Zwischenfazit: Erstens sind Einrichtungen für kontinuierliche Messungen der elektrischen Leistung in Rechenzentren zu planen. Zweitens ist ein organisatorischer Prozess zur kontinuierlichen Verbesserung der RZ-Energieeffizienz einzurichten.
Informationspflichten und Energieeffizienzregister
- 13 des Referentenentwurfs regelt die Informationspflichten von RZ- und IT-Betreibern, nämlich die jährliche elektronische Übermittlung der RZ-Energieinformationen an den Bund.
Dazu ist im § 14 vorgesehen, dass die Bundesregierung ein Energieeffizienzregister für Rechenzentren errichtet. Die Informationen daraus werden über eine digitale Plattform der Öffentlichkeit zur Verfügung gestellt (mit Ausnahme von Informationen, deren Preisgabe die öffentliche oder nationale Sicherheit gefährden kann).
- 15 geht auf Information und Beratung im Kundenverhältnis ein. RZ-Betreiber sind ab dem 1. September 2023 dazu verpflichtet, den Kunden die direkt den Kunden zuzuordnenden Energieverbräuche pro Jahr sowie den entsprechend der Verbrauchsanteile zuzuordnenden Energieverbrauch der technischen Infrastruktur des Rechenzentrums mitzuteilen. Die Betreiber eines Rechenzentrums mit einer Co-Lokation müssen ab dem 1. September 2023 sicherstellen, dass sie beim Angebot einer Co-Lokation den Anteil der voraussichtlichen Energiekosten an den Gesamtkosten separat ausweisen, den Kunden einer Co-Lokation geeignete Monitoring-Informationen zur Verfügung stellen und die Registriernummer ihres Rechenzentrums im Register nach § 14 mitteilen.

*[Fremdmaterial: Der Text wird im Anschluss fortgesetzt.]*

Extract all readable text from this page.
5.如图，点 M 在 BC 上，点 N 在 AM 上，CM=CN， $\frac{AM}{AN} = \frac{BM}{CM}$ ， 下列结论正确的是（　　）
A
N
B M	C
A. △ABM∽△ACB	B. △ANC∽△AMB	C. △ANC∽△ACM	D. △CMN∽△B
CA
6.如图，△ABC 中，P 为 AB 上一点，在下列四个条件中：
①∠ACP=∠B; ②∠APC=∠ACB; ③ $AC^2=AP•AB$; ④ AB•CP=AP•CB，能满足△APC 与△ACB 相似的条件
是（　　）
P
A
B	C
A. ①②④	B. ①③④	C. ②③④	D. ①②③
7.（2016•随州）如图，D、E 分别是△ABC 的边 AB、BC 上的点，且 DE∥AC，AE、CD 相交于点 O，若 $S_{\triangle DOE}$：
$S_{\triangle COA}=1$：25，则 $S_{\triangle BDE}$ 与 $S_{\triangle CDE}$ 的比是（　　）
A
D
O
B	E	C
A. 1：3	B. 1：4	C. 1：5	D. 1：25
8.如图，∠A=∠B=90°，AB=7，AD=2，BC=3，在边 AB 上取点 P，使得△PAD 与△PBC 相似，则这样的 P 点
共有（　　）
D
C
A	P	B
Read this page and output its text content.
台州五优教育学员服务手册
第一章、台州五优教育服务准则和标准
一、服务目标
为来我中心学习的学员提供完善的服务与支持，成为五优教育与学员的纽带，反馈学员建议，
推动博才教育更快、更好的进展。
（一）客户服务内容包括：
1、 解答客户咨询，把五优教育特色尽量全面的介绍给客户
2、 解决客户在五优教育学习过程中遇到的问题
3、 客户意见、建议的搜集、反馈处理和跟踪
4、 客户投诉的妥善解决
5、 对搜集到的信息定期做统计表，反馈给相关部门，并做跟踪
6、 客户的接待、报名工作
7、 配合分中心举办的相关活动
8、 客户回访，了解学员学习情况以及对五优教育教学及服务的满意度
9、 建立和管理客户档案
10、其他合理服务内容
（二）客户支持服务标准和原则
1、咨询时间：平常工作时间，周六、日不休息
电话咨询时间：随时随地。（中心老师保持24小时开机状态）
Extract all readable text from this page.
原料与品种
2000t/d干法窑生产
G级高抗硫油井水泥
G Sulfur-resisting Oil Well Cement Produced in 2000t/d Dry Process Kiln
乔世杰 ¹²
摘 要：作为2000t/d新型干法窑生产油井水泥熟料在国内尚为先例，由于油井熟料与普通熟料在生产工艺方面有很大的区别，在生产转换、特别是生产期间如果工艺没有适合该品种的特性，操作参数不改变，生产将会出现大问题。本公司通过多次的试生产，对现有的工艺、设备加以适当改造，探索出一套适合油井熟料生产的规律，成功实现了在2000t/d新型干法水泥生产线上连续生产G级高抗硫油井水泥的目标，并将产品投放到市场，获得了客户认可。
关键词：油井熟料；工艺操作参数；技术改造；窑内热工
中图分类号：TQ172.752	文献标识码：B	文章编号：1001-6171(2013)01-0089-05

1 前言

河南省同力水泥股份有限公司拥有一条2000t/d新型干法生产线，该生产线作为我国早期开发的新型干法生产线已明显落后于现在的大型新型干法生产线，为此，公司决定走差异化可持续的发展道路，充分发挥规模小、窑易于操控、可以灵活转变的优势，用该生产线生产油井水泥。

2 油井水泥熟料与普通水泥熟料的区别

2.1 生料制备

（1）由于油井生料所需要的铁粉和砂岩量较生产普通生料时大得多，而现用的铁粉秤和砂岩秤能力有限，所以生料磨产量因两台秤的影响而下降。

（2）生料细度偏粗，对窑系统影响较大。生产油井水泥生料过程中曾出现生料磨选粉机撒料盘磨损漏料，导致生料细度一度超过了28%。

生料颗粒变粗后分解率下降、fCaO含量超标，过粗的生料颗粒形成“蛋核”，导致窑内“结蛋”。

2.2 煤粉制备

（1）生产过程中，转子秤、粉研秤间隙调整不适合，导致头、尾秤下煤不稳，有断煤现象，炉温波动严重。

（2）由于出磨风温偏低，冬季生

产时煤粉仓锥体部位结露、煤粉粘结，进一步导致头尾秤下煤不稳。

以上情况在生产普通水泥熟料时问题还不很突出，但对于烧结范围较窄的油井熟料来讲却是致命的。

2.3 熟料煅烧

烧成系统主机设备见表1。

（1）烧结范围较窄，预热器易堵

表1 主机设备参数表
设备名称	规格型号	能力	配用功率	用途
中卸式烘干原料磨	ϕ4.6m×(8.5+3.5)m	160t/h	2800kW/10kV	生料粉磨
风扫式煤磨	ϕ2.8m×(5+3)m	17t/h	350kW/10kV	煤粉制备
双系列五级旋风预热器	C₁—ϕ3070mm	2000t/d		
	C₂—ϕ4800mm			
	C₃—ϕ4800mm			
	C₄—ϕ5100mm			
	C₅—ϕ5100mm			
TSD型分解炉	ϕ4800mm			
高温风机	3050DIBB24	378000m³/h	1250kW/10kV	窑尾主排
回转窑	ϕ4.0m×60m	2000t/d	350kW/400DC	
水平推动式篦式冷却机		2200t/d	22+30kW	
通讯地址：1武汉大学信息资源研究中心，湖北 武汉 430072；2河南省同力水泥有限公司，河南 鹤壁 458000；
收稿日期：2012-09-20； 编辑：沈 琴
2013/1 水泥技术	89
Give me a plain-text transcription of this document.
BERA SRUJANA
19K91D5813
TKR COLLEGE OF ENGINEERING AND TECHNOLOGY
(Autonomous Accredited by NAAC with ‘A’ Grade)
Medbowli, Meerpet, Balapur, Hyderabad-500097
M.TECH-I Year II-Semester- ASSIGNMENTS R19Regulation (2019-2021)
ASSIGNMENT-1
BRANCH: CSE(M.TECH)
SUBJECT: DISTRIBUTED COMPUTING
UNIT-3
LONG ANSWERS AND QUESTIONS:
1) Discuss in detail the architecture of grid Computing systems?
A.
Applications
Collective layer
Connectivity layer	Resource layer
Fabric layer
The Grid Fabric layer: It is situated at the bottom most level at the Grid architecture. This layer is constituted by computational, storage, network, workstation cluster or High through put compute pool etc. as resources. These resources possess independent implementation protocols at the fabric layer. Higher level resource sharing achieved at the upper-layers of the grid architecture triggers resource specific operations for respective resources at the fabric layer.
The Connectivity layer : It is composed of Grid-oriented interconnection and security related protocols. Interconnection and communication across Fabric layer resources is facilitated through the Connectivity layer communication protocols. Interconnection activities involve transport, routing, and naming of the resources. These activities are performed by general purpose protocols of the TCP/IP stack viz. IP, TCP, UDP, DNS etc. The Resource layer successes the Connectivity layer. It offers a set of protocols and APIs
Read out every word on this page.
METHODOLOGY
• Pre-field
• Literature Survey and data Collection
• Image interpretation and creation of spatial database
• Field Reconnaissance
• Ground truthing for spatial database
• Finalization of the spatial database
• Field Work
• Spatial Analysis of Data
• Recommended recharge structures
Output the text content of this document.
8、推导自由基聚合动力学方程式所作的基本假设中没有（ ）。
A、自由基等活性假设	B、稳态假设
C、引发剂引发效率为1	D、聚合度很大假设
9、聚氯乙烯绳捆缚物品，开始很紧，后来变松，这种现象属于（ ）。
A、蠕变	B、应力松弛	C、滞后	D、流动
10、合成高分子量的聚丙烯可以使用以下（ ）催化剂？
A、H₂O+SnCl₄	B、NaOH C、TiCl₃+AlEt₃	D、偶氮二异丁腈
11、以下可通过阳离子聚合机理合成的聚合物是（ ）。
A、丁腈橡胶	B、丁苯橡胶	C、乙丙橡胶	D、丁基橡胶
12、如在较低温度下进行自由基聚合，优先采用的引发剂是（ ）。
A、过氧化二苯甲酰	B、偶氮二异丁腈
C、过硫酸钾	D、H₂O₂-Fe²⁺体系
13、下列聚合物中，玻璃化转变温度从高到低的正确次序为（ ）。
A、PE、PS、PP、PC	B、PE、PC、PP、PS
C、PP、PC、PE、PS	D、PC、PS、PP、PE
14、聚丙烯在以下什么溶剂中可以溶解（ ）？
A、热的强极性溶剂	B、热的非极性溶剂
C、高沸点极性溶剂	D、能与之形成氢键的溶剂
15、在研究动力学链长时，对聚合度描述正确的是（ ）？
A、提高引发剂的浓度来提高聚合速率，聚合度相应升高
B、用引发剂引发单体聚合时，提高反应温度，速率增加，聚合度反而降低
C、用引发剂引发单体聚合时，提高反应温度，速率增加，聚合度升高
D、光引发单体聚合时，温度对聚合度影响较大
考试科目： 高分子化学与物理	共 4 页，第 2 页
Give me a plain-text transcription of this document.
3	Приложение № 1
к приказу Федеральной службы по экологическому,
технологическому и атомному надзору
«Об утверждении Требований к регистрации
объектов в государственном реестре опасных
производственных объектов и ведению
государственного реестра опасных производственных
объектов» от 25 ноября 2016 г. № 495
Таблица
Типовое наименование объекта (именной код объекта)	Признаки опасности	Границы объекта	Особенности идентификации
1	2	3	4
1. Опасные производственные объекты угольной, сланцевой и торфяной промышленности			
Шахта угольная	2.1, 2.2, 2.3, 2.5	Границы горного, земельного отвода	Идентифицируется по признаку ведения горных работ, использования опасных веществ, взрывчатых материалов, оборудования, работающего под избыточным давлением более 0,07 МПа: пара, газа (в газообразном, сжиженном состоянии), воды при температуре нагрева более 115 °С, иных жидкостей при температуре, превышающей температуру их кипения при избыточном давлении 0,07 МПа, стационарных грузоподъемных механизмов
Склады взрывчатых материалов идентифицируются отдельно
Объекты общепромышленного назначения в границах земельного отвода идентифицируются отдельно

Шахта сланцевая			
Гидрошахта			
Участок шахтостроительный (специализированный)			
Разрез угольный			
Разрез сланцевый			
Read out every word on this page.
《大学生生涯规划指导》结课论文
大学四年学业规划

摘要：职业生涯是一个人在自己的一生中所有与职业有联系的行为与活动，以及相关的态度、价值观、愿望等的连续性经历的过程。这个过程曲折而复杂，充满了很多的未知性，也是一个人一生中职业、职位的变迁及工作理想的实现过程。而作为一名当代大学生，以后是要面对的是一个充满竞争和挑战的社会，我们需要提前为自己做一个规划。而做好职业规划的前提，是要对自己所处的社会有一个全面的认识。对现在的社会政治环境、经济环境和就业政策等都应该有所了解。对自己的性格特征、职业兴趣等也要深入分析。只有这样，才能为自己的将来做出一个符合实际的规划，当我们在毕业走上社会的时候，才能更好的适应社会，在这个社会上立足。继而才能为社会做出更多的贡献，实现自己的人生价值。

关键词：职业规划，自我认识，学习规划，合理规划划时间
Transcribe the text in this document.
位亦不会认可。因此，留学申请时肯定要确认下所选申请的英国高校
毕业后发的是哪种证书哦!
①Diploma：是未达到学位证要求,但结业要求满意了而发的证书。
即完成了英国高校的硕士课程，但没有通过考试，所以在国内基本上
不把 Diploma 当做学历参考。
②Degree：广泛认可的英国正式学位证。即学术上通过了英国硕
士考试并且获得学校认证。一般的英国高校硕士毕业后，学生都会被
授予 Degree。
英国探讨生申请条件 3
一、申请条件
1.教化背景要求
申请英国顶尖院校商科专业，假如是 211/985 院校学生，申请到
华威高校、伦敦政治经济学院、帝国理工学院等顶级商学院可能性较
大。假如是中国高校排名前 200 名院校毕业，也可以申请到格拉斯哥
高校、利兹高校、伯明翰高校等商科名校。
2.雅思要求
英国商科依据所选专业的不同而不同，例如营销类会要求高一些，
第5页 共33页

Zwischenfazit: Organisatorische Prozesse und technische Maßnahmen zur Einhaltung der Informationspflichten sind einzurichten.
Fazit
Der Referentenentwurf für RZ-Energieeffizienz enthält teilweise Vorgaben, die ohnehin von einer zeitgemäßen RZ-Planung eingehalten werden müssen. Weitere Vorgaben wie zum Beispiel Informationspflichten gegenüber dem Bund sind neu. Unabhängig davon, wie man zu mehr Bürokratie und staatlich verordneten Regelungen für RZ steht, ist die Beschäftigung mit den künftigen Vorgaben bezüglich der RZ-Energieeffizienz ein Muss für alle Planer und Betreiber von Rechenzentren.